Bima juga menyaksikan seorang kakek yang ditangisi keluarganya. Kakek itu sudah tidak bernyawa. Tampaknya dia baru saja mengembuskan napas terakhirnya beberapa menit lalu. Sementara Ki Suratman membantu keluarga itu untuk mengurus jenazahnya.
Tengah malam Bima tidak bisa tidur. Ia duduk termangu di luar tenda. Pikirannya ke mana-mana. Ia tidak menyangka kalau hidupnya akan dihadapkan dengan situasi kalut seperti ini.
Terlintas dalam benak Bima, ia harus kembali ke Mojosari seperti apa yang diminta mendiang istrinya. Maka malam itu juga ia berangkat ke Mojosari seorang diri. Bima menyusuri jalan setapak, melewati pepohonan besar. Ia hanya membawa sebuah senter sebagai penerang.
Setibanya di Mojosari, dia masuk ke rumah Ki Suratman. Rumah itu cukup besar. Selain menjadi tetua di Mojosari, Ki Suratman memang orang yang paling kaya di kampung itu. Bima menyusuri kamar demi kamar. Tidak ada yang aneh di rumah itu. Bima tidak menemukan petunjuk apa pun.
Namun, saat Bima hendak keluar dari rumah, kakinya menginjak keramik yang berderit. Keramik itu seperti tidak disemen. Itu berbeda dengan keramik lainnya yang kokoh menyatu dengan tanah.
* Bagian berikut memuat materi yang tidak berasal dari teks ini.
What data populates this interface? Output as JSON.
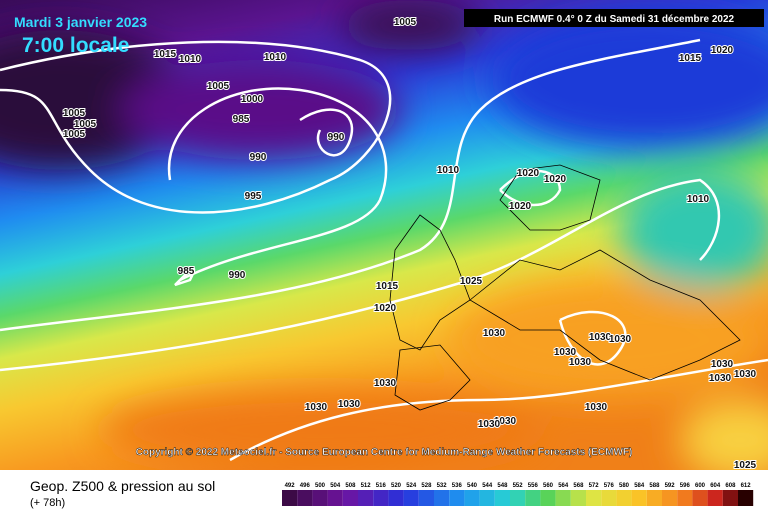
{
  "header": {
    "date": "Mardi 3 janvier 2023",
    "time": "7:00 locale",
    "run": "Run ECMWF 0.4° 0 Z du Samedi 31 décembre 2022"
  },
  "isobar_labels": [
    "1005",
    "1015",
    "1010",
    "1010",
    "1005",
    "1000",
    "985",
    "1005",
    "1005",
    "1005",
    "990",
    "990",
    "995",
    "1010",
    "1020",
    "1020",
    "1020",
    "1010",
    "1015",
    "1020",
    "985",
    "990",
    "1025",
    "1015",
    "1020",
    "1030",
    "1030",
    "1030",
    "1030",
    "1030",
    "1030",
    "1030",
    "1030",
    "1030",
    "1030",
    "1030",
    "1030",
    "1030",
    "1030",
    "1025"
  ],
  "copyright": "Copyright © 2022 Meteociel.fr - Source European Centre for Medium-Range Weather Forecasts (ECMWF)",
  "legend": {
    "title": "Geop. Z500 & pression au sol",
    "subtitle": "(+ 78h)",
    "scale": [
      492,
      496,
      500,
      504,
      508,
      512,
      516,
      520,
      524,
      528,
      532,
      536,
      540,
      544,
      548,
      552,
      556,
      560,
      564,
      568,
      572,
      576,
      580,
      584,
      588,
      592,
      596,
      600,
      604,
      608,
      612
    ]
  }
}
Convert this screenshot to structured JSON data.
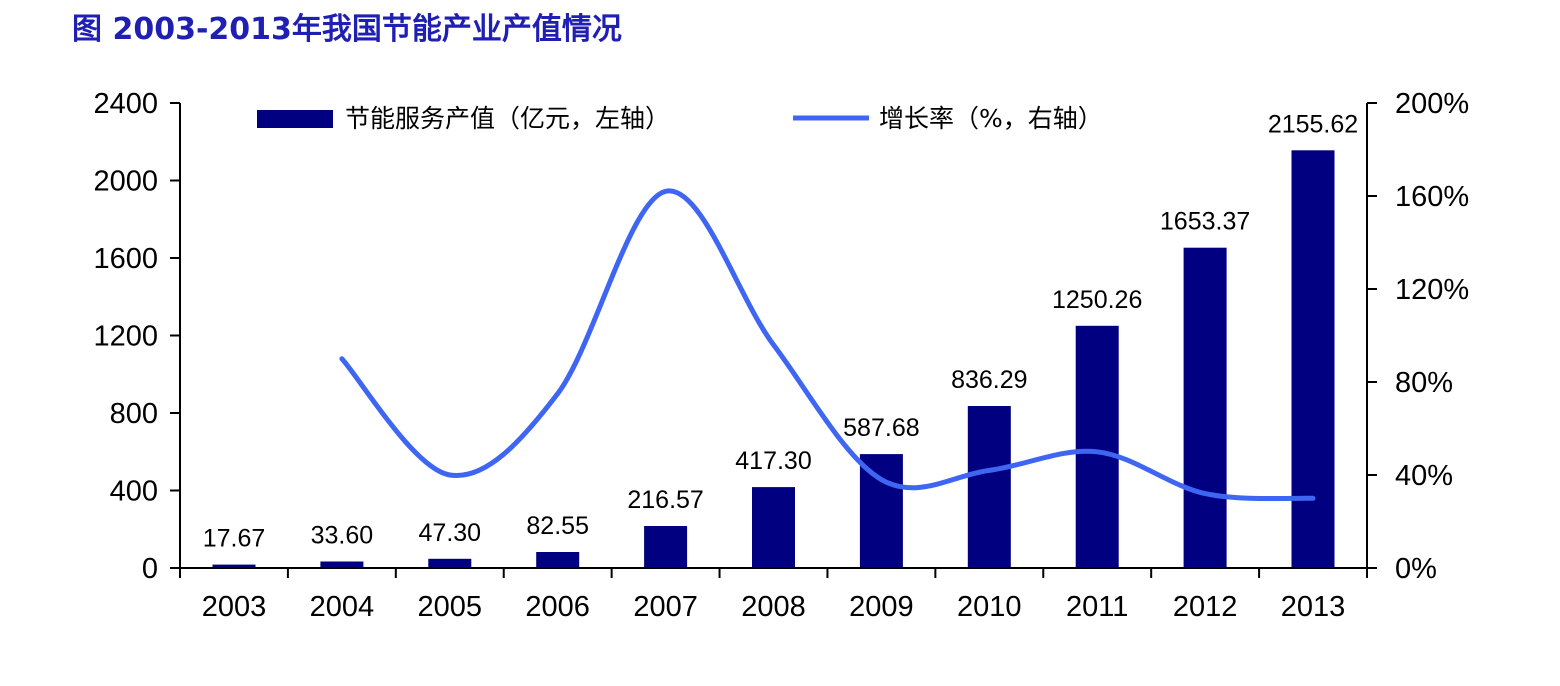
{
  "title": "图 2003-2013年我国节能产业产值情况",
  "colors": {
    "bar": "#000080",
    "line": "#3f66f2",
    "title": "#1f1fb4"
  },
  "chart_data": {
    "type": "bar",
    "categories": [
      "2003",
      "2004",
      "2005",
      "2006",
      "2007",
      "2008",
      "2009",
      "2010",
      "2011",
      "2012",
      "2013"
    ],
    "series": [
      {
        "name": "节能服务产值（亿元，左轴）",
        "type": "bar",
        "axis": "left",
        "values": [
          17.67,
          33.6,
          47.3,
          82.55,
          216.57,
          417.3,
          587.68,
          836.29,
          1250.26,
          1653.37,
          2155.62
        ],
        "labels": [
          "17.67",
          "33.60",
          "47.30",
          "82.55",
          "216.57",
          "417.30",
          "587.68",
          "836.29",
          "1250.26",
          "1653.37",
          "2155.62"
        ]
      },
      {
        "name": "增长率（%，右轴）",
        "type": "line",
        "axis": "right",
        "smooth": true,
        "values": [
          null,
          90,
          40,
          75,
          162,
          96,
          38,
          42,
          50,
          32,
          30
        ]
      }
    ],
    "y_left": {
      "range": [
        0,
        2400
      ],
      "ticks": [
        "0",
        "400",
        "800",
        "1200",
        "1600",
        "2000",
        "2400"
      ]
    },
    "y_right": {
      "range": [
        0,
        200
      ],
      "ticks": [
        "0%",
        "40%",
        "80%",
        "120%",
        "160%",
        "200%"
      ]
    },
    "grid": false,
    "legend": "top"
  }
}
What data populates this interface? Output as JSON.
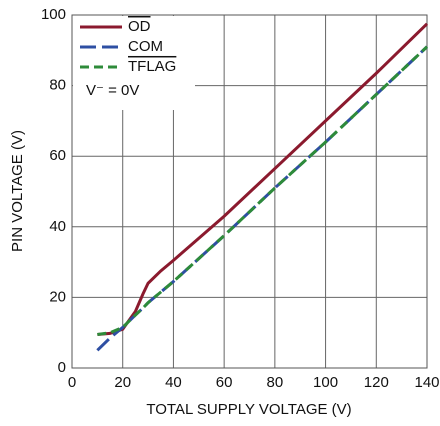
{
  "chart_data": {
    "type": "line",
    "xlabel": "TOTAL SUPPLY VOLTAGE (V)",
    "ylabel": "PIN VOLTAGE (V)",
    "annotation": "V⁻ = 0V",
    "x": [
      10,
      15,
      20,
      25,
      28,
      30,
      35,
      40,
      60,
      80,
      100,
      120,
      140
    ],
    "series": [
      {
        "name": "OD",
        "color": "#8b1a2e",
        "dash": "none",
        "overline": true,
        "values": [
          9.5,
          9.8,
          11,
          16,
          21,
          24,
          27.5,
          30.5,
          43,
          56.5,
          70,
          83.5,
          97.5
        ]
      },
      {
        "name": "COM",
        "color": "#2e4fa3",
        "dash": "16 6",
        "overline": false,
        "values": [
          5,
          8.5,
          11.5,
          15,
          17,
          18.5,
          21.5,
          24.5,
          37.5,
          51,
          64,
          77.5,
          91
        ]
      },
      {
        "name": "TFLAG",
        "color": "#2e8b3a",
        "dash": "9 5",
        "overline": true,
        "values": [
          9.5,
          10,
          11.5,
          15,
          17,
          18.5,
          21.5,
          24.5,
          37.5,
          51,
          64,
          77.5,
          91
        ]
      }
    ],
    "xlim": [
      0,
      140
    ],
    "xticks": [
      0,
      20,
      40,
      60,
      80,
      100,
      120,
      140
    ],
    "ylim": [
      0,
      100
    ],
    "yticks": [
      0,
      20,
      40,
      60,
      80,
      100
    ],
    "grid": true
  }
}
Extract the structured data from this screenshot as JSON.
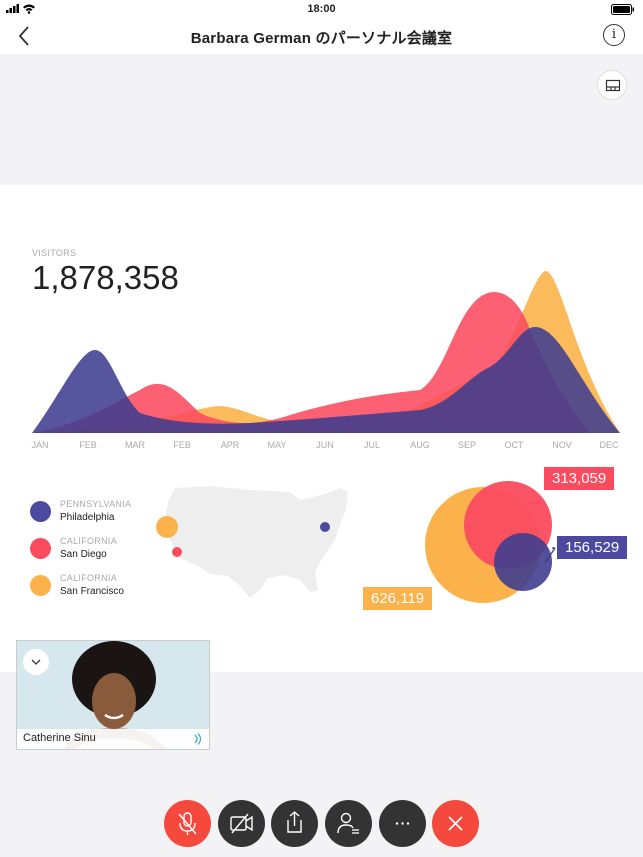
{
  "status": {
    "time": "18:00"
  },
  "nav": {
    "title": "Barbara German のパーソナル会議室"
  },
  "slide": {
    "visitors_label": "VISITORS",
    "visitors_total": "1,878,358",
    "months": [
      "JAN",
      "FEB",
      "MAR",
      "FEB",
      "APR",
      "MAY",
      "JUN",
      "JUL",
      "AUG",
      "SEP",
      "OCT",
      "NOV",
      "DEC"
    ],
    "legend": [
      {
        "state": "PENNSYLVANIA",
        "city": "Philadelphia",
        "color": "#4b4a9e"
      },
      {
        "state": "CALIFORNIA",
        "city": "San Diego",
        "color": "#fb4b5e"
      },
      {
        "state": "CALIFORNIA",
        "city": "San Francisco",
        "color": "#fbb24a"
      }
    ],
    "bubbles": {
      "red_value": "313,059",
      "blue_value": "156,529",
      "orange_value": "626,119"
    }
  },
  "selfview": {
    "name": "Catherine Sinu"
  },
  "controls": {
    "mute_color": "#f6493e",
    "end_color": "#f6493e",
    "dark_color": "#333333"
  }
}
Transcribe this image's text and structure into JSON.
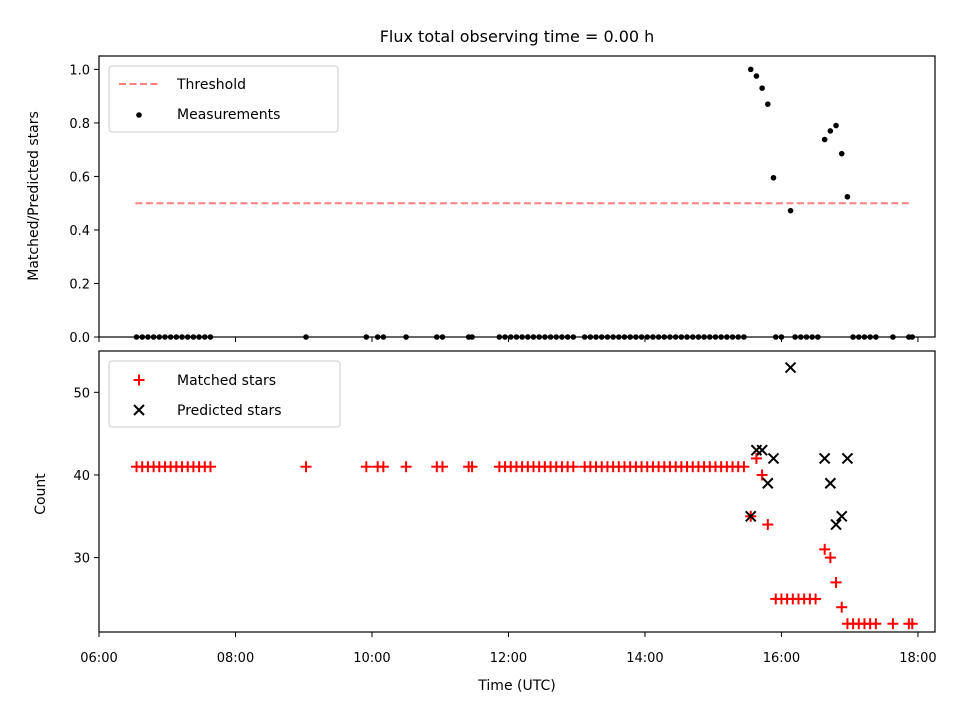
{
  "chart_data": [
    {
      "type": "scatter",
      "title": "Flux total observing time = 0.00 h",
      "xlabel": "",
      "ylabel": "Matched/Predicted stars",
      "xlim": [
        "06:00",
        "18:15"
      ],
      "ylim": [
        0.0,
        1.05
      ],
      "yticks": [
        "0.0",
        "0.2",
        "0.4",
        "0.6",
        "0.8",
        "1.0"
      ],
      "grid": false,
      "legend_position": "top-left",
      "legend": [
        "Threshold",
        "Measurements"
      ],
      "threshold": {
        "name": "Threshold",
        "y": 0.5,
        "x_start": "06:32",
        "x_end": "17:52",
        "color": "#ff7f7f",
        "style": "dashed"
      },
      "series": [
        {
          "name": "Measurements",
          "color": "#000000",
          "marker": "dot",
          "points": [
            [
              "06:33",
              0
            ],
            [
              "06:38",
              0
            ],
            [
              "06:43",
              0
            ],
            [
              "06:48",
              0
            ],
            [
              "06:53",
              0
            ],
            [
              "06:58",
              0
            ],
            [
              "07:03",
              0
            ],
            [
              "07:08",
              0
            ],
            [
              "07:13",
              0
            ],
            [
              "07:18",
              0
            ],
            [
              "07:23",
              0
            ],
            [
              "07:28",
              0
            ],
            [
              "07:33",
              0
            ],
            [
              "07:38",
              0
            ],
            [
              "09:02",
              0
            ],
            [
              "09:55",
              0
            ],
            [
              "10:05",
              0
            ],
            [
              "10:10",
              0
            ],
            [
              "10:30",
              0
            ],
            [
              "10:57",
              0
            ],
            [
              "11:02",
              0
            ],
            [
              "11:25",
              0
            ],
            [
              "11:28",
              0
            ],
            [
              "11:52",
              0
            ],
            [
              "11:57",
              0
            ],
            [
              "12:02",
              0
            ],
            [
              "12:07",
              0
            ],
            [
              "12:12",
              0
            ],
            [
              "12:17",
              0
            ],
            [
              "12:22",
              0
            ],
            [
              "12:27",
              0
            ],
            [
              "12:32",
              0
            ],
            [
              "12:37",
              0
            ],
            [
              "12:42",
              0
            ],
            [
              "12:47",
              0
            ],
            [
              "12:52",
              0
            ],
            [
              "12:57",
              0
            ],
            [
              "13:07",
              0
            ],
            [
              "13:12",
              0
            ],
            [
              "13:17",
              0
            ],
            [
              "13:22",
              0
            ],
            [
              "13:27",
              0
            ],
            [
              "13:32",
              0
            ],
            [
              "13:37",
              0
            ],
            [
              "13:42",
              0
            ],
            [
              "13:47",
              0
            ],
            [
              "13:52",
              0
            ],
            [
              "13:57",
              0
            ],
            [
              "14:02",
              0
            ],
            [
              "14:07",
              0
            ],
            [
              "14:12",
              0
            ],
            [
              "14:17",
              0
            ],
            [
              "14:22",
              0
            ],
            [
              "14:27",
              0
            ],
            [
              "14:32",
              0
            ],
            [
              "14:37",
              0
            ],
            [
              "14:42",
              0
            ],
            [
              "14:47",
              0
            ],
            [
              "14:52",
              0
            ],
            [
              "14:57",
              0
            ],
            [
              "15:02",
              0
            ],
            [
              "15:07",
              0
            ],
            [
              "15:12",
              0
            ],
            [
              "15:17",
              0
            ],
            [
              "15:22",
              0
            ],
            [
              "15:27",
              0
            ],
            [
              "15:33",
              1.0
            ],
            [
              "15:38",
              0.975
            ],
            [
              "15:43",
              0.93
            ],
            [
              "15:48",
              0.87
            ],
            [
              "15:53",
              0.595
            ],
            [
              "15:55",
              0
            ],
            [
              "16:00",
              0
            ],
            [
              "16:08",
              0.472
            ],
            [
              "16:12",
              0
            ],
            [
              "16:17",
              0
            ],
            [
              "16:22",
              0
            ],
            [
              "16:27",
              0
            ],
            [
              "16:32",
              0
            ],
            [
              "16:38",
              0.738
            ],
            [
              "16:43",
              0.77
            ],
            [
              "16:48",
              0.79
            ],
            [
              "16:53",
              0.685
            ],
            [
              "16:58",
              0.524
            ],
            [
              "17:03",
              0
            ],
            [
              "17:08",
              0
            ],
            [
              "17:13",
              0
            ],
            [
              "17:18",
              0
            ],
            [
              "17:23",
              0
            ],
            [
              "17:38",
              0
            ],
            [
              "17:52",
              0
            ],
            [
              "17:55",
              0
            ]
          ]
        }
      ]
    },
    {
      "type": "scatter",
      "title": "",
      "xlabel": "Time (UTC)",
      "ylabel": "Count",
      "xlim": [
        "06:00",
        "18:15"
      ],
      "ylim": [
        21,
        55
      ],
      "yticks": [
        "30",
        "40",
        "50"
      ],
      "xticks": [
        "06:00",
        "08:00",
        "10:00",
        "12:00",
        "14:00",
        "16:00",
        "18:00"
      ],
      "grid": false,
      "legend_position": "top-left",
      "legend": [
        "Matched stars",
        "Predicted stars"
      ],
      "series": [
        {
          "name": "Matched stars",
          "color": "#ff0000",
          "marker": "plus",
          "points": [
            [
              "06:33",
              41
            ],
            [
              "06:38",
              41
            ],
            [
              "06:43",
              41
            ],
            [
              "06:48",
              41
            ],
            [
              "06:53",
              41
            ],
            [
              "06:58",
              41
            ],
            [
              "07:03",
              41
            ],
            [
              "07:08",
              41
            ],
            [
              "07:13",
              41
            ],
            [
              "07:18",
              41
            ],
            [
              "07:23",
              41
            ],
            [
              "07:28",
              41
            ],
            [
              "07:33",
              41
            ],
            [
              "07:38",
              41
            ],
            [
              "09:02",
              41
            ],
            [
              "09:55",
              41
            ],
            [
              "10:05",
              41
            ],
            [
              "10:10",
              41
            ],
            [
              "10:30",
              41
            ],
            [
              "10:57",
              41
            ],
            [
              "11:02",
              41
            ],
            [
              "11:25",
              41
            ],
            [
              "11:28",
              41
            ],
            [
              "11:52",
              41
            ],
            [
              "11:57",
              41
            ],
            [
              "12:02",
              41
            ],
            [
              "12:07",
              41
            ],
            [
              "12:12",
              41
            ],
            [
              "12:17",
              41
            ],
            [
              "12:22",
              41
            ],
            [
              "12:27",
              41
            ],
            [
              "12:32",
              41
            ],
            [
              "12:37",
              41
            ],
            [
              "12:42",
              41
            ],
            [
              "12:47",
              41
            ],
            [
              "12:52",
              41
            ],
            [
              "12:57",
              41
            ],
            [
              "13:07",
              41
            ],
            [
              "13:12",
              41
            ],
            [
              "13:17",
              41
            ],
            [
              "13:22",
              41
            ],
            [
              "13:27",
              41
            ],
            [
              "13:32",
              41
            ],
            [
              "13:37",
              41
            ],
            [
              "13:42",
              41
            ],
            [
              "13:47",
              41
            ],
            [
              "13:52",
              41
            ],
            [
              "13:57",
              41
            ],
            [
              "14:02",
              41
            ],
            [
              "14:07",
              41
            ],
            [
              "14:12",
              41
            ],
            [
              "14:17",
              41
            ],
            [
              "14:22",
              41
            ],
            [
              "14:27",
              41
            ],
            [
              "14:32",
              41
            ],
            [
              "14:37",
              41
            ],
            [
              "14:42",
              41
            ],
            [
              "14:47",
              41
            ],
            [
              "14:52",
              41
            ],
            [
              "14:57",
              41
            ],
            [
              "15:02",
              41
            ],
            [
              "15:07",
              41
            ],
            [
              "15:12",
              41
            ],
            [
              "15:17",
              41
            ],
            [
              "15:22",
              41
            ],
            [
              "15:27",
              41
            ],
            [
              "15:33",
              35
            ],
            [
              "15:38",
              42
            ],
            [
              "15:43",
              40
            ],
            [
              "15:48",
              34
            ],
            [
              "15:55",
              25
            ],
            [
              "16:00",
              25
            ],
            [
              "16:05",
              25
            ],
            [
              "16:10",
              25
            ],
            [
              "16:15",
              25
            ],
            [
              "16:20",
              25
            ],
            [
              "16:25",
              25
            ],
            [
              "16:30",
              25
            ],
            [
              "16:38",
              31
            ],
            [
              "16:43",
              30
            ],
            [
              "16:48",
              27
            ],
            [
              "16:53",
              24
            ],
            [
              "16:58",
              22
            ],
            [
              "17:03",
              22
            ],
            [
              "17:08",
              22
            ],
            [
              "17:13",
              22
            ],
            [
              "17:18",
              22
            ],
            [
              "17:23",
              22
            ],
            [
              "17:38",
              22
            ],
            [
              "17:52",
              22
            ],
            [
              "17:55",
              22
            ]
          ]
        },
        {
          "name": "Predicted stars",
          "color": "#000000",
          "marker": "x",
          "points": [
            [
              "15:33",
              35
            ],
            [
              "15:38",
              43
            ],
            [
              "15:43",
              43
            ],
            [
              "15:48",
              39
            ],
            [
              "15:53",
              42
            ],
            [
              "16:08",
              53
            ],
            [
              "16:38",
              42
            ],
            [
              "16:43",
              39
            ],
            [
              "16:48",
              34
            ],
            [
              "16:53",
              35
            ],
            [
              "16:58",
              42
            ]
          ]
        }
      ]
    }
  ]
}
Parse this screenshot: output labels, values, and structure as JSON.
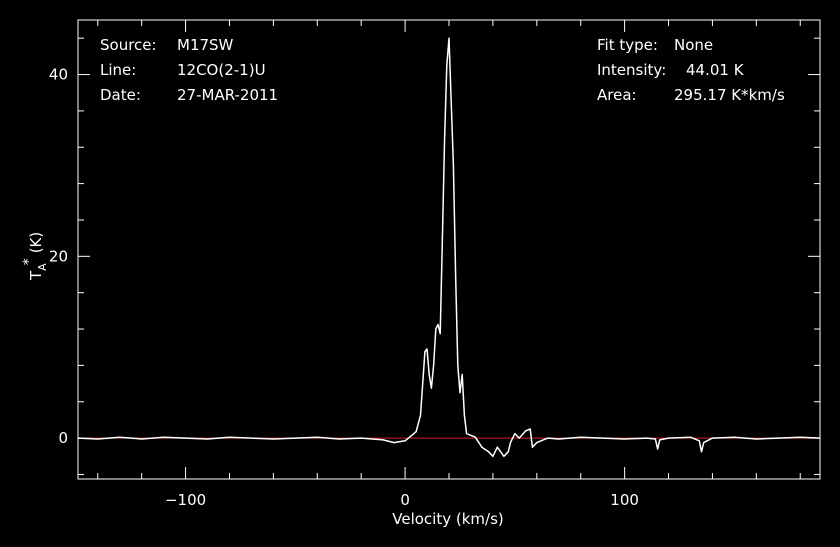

Bima penasaran. Ia lalu bongkar keramik itu lalu menggali tanahnya. Siapa tahu dia menemukan sesuatu di dalam sana.
Di kedalaman 100 sentimeter, Bima menemukan kotak kecil yang terbuat dari kayu jati. Ia segera membukanya. Di dalam kotak itu terdapat seikat rambut, satu gigi taring, dan sebuah foto hitam-putih.
Bima terkejut melihat foto itu. Meski telah usang, ia jelas mengetahuinya. Itu adalah foto pernikahan Ki Suratman dengan seorang wanita yang wajahnya tidak asing lagi bagi Bima. Ya, wanita di foto itu adalah Kanti.
Sesaat kemudian, di luar rumah terdengar ringkik kuda. Buru-buru Bima memasukkan kembali kotak tersebut ke dalam tanah lalu menguburnya. Ia menutup kembali permukaan tanah menggunakan sekeping keramik.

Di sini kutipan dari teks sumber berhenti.